2 September 2020

First it was the Foreign Office (FO), then it evolved into the Foreign and Commonwealth Office (FCO), and today it becomes – as foreshadowed by Boris Johnson on 16 June – Britain’s ‘super-department for international affairs’, the Foreign, Commonwealth and Development Office (FCDO). Was this a good idea?

Trailed for months ahead and having in some measure been put into practice by stealth, the FCO is said in an official statement to have now formally ‘merged’ with the Department for International Development (DfID – pronounced ‘Diffid’). But let the government’s emollient language foster  no illusions: this is a hostile takeover, as was always feared by the staff of DfID and is confirmed by the senior appointments announced in recent days. The foreign secretary is head of the new department, and its permanent under-secretary and five of the seven members (including the political director) of its management board come from the FCO stable – leaving the former DfID with only two representatives at senior level. Substantially for this reason but also because even the acronym of the new department (FCDO) hardly trips off the tongue, it will almost certainly be referred to in common parlance as the ‘Foreign Office’. Was this takeover a good idea?

The chief argument for including responsibility for development assistance in any foreign ministry is the unsentimental one that this makes it easier to ensure that it only goes to countries where it will foster important national interests; in other words, it makes aid a more effective instrument of economic statecraft. Boris Johnson could not have made clearer why he thought this essential for Britain by saying in the House of Commons that ‘For too long, frankly, UK overseas aid has been treated like a giant cashpoint in the sky, that arrives without any reference to UK interests.’ It is for this reason that the foreign ministries of other rich countries have already embraced development aid, and it was the case in Britain itself until 1997. The practice, however, has drawbacks, some of which are dependent on circumstances – and the observer’s point of view.

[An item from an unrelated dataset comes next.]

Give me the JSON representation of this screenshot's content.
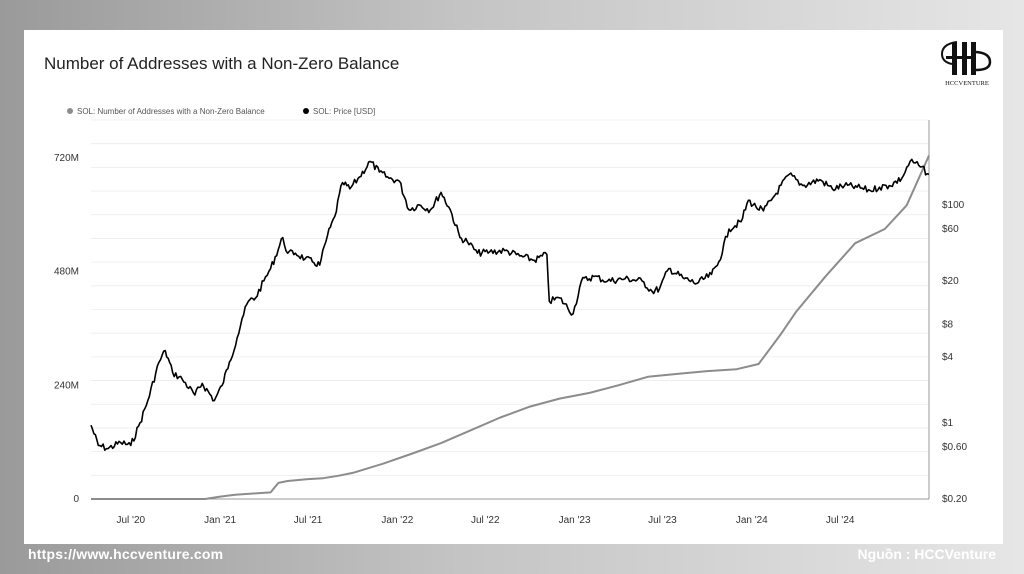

Adoption of a super-foreign ministry in Canada some years ago had an unintended consequence because of the larger budget and staff members of the former international development ministry: ‘rather than foreign policy leading development policy, the opposite happened.’ In Britain’s case, the profile of the management board of the new Foreign Office makes this highly unlikely. More probable, because mergers of major departments can take at least two years to bed in, is that the new FCDO is likely to suffer a loss of efficiency at precisely the time that the UK is cut adrift from the EU and when global risks on many fronts are multiplying [UPDATE 20 Feb 2022: this proved only too true]. But these are contingent considerations. There are two arguments against placing development assistance in a foreign ministry that are relevant to all or at least most circumstances.

First, foreign aid work requires special skills, notably in development project management, and a department in which foreign aid lacks budgetary control and is the poor relation is unlikely to be attractive to the most qualified, experienced and highly motivated individuals in this field. And even a ministry of the sort Boris Johnson has in mind will need first-rate people. Perhaps it is sensitivity to this point that has contributed to the decision of his government to appoint Juliet Chua as ‘Director General Finance and Corporate’, one of the two ex-DfID members of the management board of the new Foreign Office.

Second, because a department like the new British FCDO is predicated on rejection of the argument that aid should go to the most deserving, irrespective of any tangible advantages the donor might obtain in return, it surrenders the moral high ground. In the process, it forfeits an intangible advantage of great diplomatic value; namely, a reputation for generosity that translates into influence or, if you will, soft power. Thus Patrick Watt of Christian Aid, reacting to the proposal to submerge DfID in the FCO, said that it was ‘an act of political vandalism,’ adding that it ‘threatens a double whammy to people in poverty, and to our standing in the world.’

Loss of influence via good reputation is the most often cited drawback of getting rid of a separate development ministry, and it is a strong argument as far as it goes. The trouble is that it tends to ignore that fact that the whole point of the super-department exercise is also to gain influence, albeit by another means (the manipulation of foreign aid). As a result, the net effect on influence of the change is a moot point.

All things considered, I favour the retention of a separate department for development assistance, allied to mechanisms such as inter-departmental committees, joint junior ministers and in-country collaboration between ambassadors and aid officials, for ensuring that aid decisions do not ignore serious foreign policy considerations. This sort of thing has already been going on in the UK. But arrangements of this kind are too low-key for a populist leader and showman like Boris Johnson (now falling apart) and the openly civil service-hating and de facto British prime minister, Dominic Cummings.